HDF5 is targeted for scientific data. It is developed and supported by one non-profit company that gets both federal and industrial funding. Libraries and support are available for many computer languages used for dealing with data, but perhaps not all are “well-supported”. I will say that HDF5 files are not human-readable, and cannot be read without the HDF5 support libraries. In addition, it is possible to corrupt HDF5 files in a way that is completely unrecoverable. For archiving and communication purposes this is not a huge concern, as those use-cases imply that a backup or “standard source” will be available. But, this may be a concern when creating and using HDF5 files.

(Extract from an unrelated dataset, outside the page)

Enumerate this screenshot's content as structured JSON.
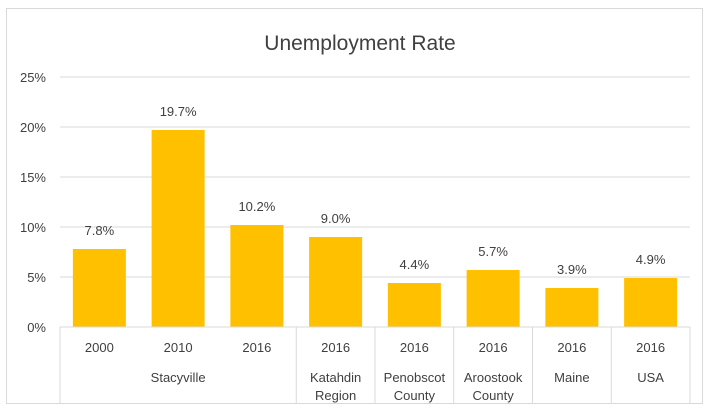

As with Sqlite, XML, JSON, HDF5 is meant to be general purpose and does not have a Schema. The NeXuS project is designed to add domain-specific Schema to HDF5 (and other formats, but mostly HDF5 these days) for scientific data from neutron, X-ray, and similar user facilities. NeXuS is meant to define schema written and supported by the scientific community at these user facilities with the same basic aim as the goals described here: to provide standardized formats (HDF5 hierarchy + clearly defined schema created by the relevant community) to better share and communicate complex scientific data. There are some support libraries and applications for validating NeXuS files.

Some synchrotron facilities are beginning to move toward expecting (if not requiring) that NeXuS be an available format for data.

With the criteria given above, I think it is reasonable to explore HDF5+NeXuS as a format for sharing multiple XAS spectra.